In her first year in the role, she deployed Vodafone’s global parental leave policy which enables all staff to have 100% of their salaries paid for the first 16 weeks of their leave.

In addition, the policy includes the Phased Return Scheme which means primary carers that have been on extended parental leave can come back to work for 30 hours, yet be paid for 40.

“Essentially, it’s like an extra day off work but being paid for it, which removes the financial burden while enabling people to have that quality time with young children in those really early and important years,” Te Wao explains.

“From a personal perspective, as a mother to be able to have that time with my kids before coming back to work, was huge. That’s something we really value, even just the sentiment behind it.”’

Te Wao has held a range of different roles during her time at Vodafone, starting in the customers operation team. From there, she “moved around a bit, and spent a bit of time in technology as a business analyst, experiencing all of the things that come with that being a woman.”

“When I joined the technology function, it broke down a lot of stereotypes that I assumed in my head about technology teams.”

“What I mean by that is when I moved into the business, yes there are a lot of guys across the team yet I was fortunate to be in a role where collaboration is a strength that you need to be able to do your job well as a business analyst.”

“However, back then, there was definitely a lack of diversity in terms women in the IT development team I was in,” Te Wao says.

“And also, the cultural diversity that I experienced being a Maori woman in technology - there was also that additional layer of complexity there in finding community so at that time we formed a collective in terms of identifying others within the technology space.”

“We came together to support women and Maori and Pacifica - that was the way we were able to maintain a sense of belonging.”

The diversity and inclusion lead was a newly created role that Te Wao was appointed to in 2014. She believes the creation of the position “showed the company’s willingness and thought leadership because at that time there were no other diversity and inclusion leads around.”

“I feel really proud now that there’s a community of D&I practitioners, however we were pioneering way back in 2014 in getting a person whose full-time focus was to ensure we were creating an inclusive organisation that was growing and fostering diversity across the company and for our customers.”

Today, gender diversity, and diversity in general, is picking up more momentum than ever before, says Te Wao.

“Society in general is at a point in time where there is a movement around creating a more inclusive world globally – and Aotearoa is certainly in that space as well.”

“It’s very topical, it’s very front of mind and one of the things that I believe will help move organistions forward is collaboration.”

“Vodafone has been on this journey for many years now and I’ve in the role for almost four years, we have a lot of experience in implementing these initiatives such as our employee networks – we’ve got different networks that support different forms of diversity.”

“These networks not only create a community but it helps us as a business understand what the challenges are and to be able to adapt our organisational culture to be able to meet the needs of our staff and customers.”

“We’ve got 3000 people roughly across the country, so we look to grow, really organically, our employee networks which celebrate different forms of diversity and the key thing that’s unique about our networks is that now they are contributing to the organisation’s direction and strategy for diversity and inclusion.”

“The networks are really grassroots led – they are formed by the people, maintained by the people, and the networks come up with their own plans.

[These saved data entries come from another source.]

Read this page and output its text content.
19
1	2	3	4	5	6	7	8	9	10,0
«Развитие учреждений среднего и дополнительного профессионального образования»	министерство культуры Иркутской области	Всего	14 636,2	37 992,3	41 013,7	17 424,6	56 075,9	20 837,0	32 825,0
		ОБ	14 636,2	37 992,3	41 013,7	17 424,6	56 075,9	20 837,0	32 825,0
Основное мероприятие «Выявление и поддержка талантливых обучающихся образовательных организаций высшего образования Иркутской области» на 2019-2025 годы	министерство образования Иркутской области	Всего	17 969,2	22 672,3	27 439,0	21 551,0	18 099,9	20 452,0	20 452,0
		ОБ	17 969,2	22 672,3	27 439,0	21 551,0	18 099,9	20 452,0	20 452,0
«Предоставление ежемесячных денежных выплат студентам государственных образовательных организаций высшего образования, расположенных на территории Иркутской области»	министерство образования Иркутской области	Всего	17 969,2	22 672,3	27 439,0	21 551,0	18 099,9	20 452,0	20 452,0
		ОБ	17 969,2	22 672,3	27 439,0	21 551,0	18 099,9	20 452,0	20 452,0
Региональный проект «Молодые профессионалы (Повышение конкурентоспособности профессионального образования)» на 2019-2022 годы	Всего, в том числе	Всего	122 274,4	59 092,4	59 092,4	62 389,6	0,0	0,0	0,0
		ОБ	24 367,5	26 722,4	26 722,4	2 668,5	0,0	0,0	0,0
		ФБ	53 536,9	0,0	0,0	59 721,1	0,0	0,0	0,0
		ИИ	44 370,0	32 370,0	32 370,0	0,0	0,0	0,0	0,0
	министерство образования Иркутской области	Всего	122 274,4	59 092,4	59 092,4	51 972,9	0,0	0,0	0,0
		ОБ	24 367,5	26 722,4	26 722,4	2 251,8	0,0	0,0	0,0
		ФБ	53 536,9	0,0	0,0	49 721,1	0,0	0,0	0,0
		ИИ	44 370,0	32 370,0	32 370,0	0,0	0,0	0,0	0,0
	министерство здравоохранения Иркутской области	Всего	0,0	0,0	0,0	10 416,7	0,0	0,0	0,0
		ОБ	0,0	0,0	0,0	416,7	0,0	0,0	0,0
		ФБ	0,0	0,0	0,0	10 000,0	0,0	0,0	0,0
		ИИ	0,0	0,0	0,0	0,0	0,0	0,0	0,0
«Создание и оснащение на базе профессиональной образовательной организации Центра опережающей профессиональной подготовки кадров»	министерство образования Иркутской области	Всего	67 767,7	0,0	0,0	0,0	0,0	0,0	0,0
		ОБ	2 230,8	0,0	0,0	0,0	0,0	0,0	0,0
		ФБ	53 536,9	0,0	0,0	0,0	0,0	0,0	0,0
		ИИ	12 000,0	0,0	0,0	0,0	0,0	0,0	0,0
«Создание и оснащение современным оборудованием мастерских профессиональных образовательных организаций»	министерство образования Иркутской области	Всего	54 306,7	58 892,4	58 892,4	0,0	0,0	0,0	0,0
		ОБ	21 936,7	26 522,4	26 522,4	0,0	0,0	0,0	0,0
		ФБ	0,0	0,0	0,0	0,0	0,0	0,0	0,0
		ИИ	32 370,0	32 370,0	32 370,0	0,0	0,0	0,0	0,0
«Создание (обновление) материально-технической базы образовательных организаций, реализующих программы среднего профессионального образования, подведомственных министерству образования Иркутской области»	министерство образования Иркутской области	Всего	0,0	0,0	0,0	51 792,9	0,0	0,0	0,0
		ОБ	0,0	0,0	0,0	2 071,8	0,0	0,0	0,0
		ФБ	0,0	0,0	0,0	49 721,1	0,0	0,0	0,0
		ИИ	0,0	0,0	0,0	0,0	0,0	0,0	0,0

My job is to help support them and give them the tools and processes to enable to bring those initiatives to life.”

“In terms of our executive team, while they are there to support and endorse our strategy, they also have a role to play – a network executive sponsor role.”

“They advocate on behalf of the networks that they’ve adopted across the business and within their team – for example, they might provide funding for events the networks want to run.”

“To take it up another level, their role as our executive team is to be open to feedback from the Diversity and Inclusion Committee to identify and remove barriers that are preventing us from being a really inclusive organisation.”

“When we talk about [our policies] internally, that’s one thing, it reaches a certain community in our company, but when we talk about them further two things happen: People see what we do externally and think, ‘Oh, I forgot about that, Vodafone is a great company to work for’, and the other thing is other companies look at us and go – ‘Oh wow, if they can do it there, we can do that here’.”

“We hope [our work] inspires other companies to pick up the lead. We’re happy to share our resources and our policies and the process that we took. It’s important for Aotearoa that we do these things.”

“We all have a responsibility to ensure our kids are growing up in a really inclusive world. Kids aren’t born with bias, that’s instilled in them over time.”

“What we want to do is actually start the discussion – Why is it that I have these stereotypes in my head that women should be at home and men are the breadwinners? Why is that?”

“Let’s break down those barriers and those stereotypes and talk about what we can do make sure every organisation is more inclusive of people that come from different backgrounds, different walks of life and have been through different experiences.”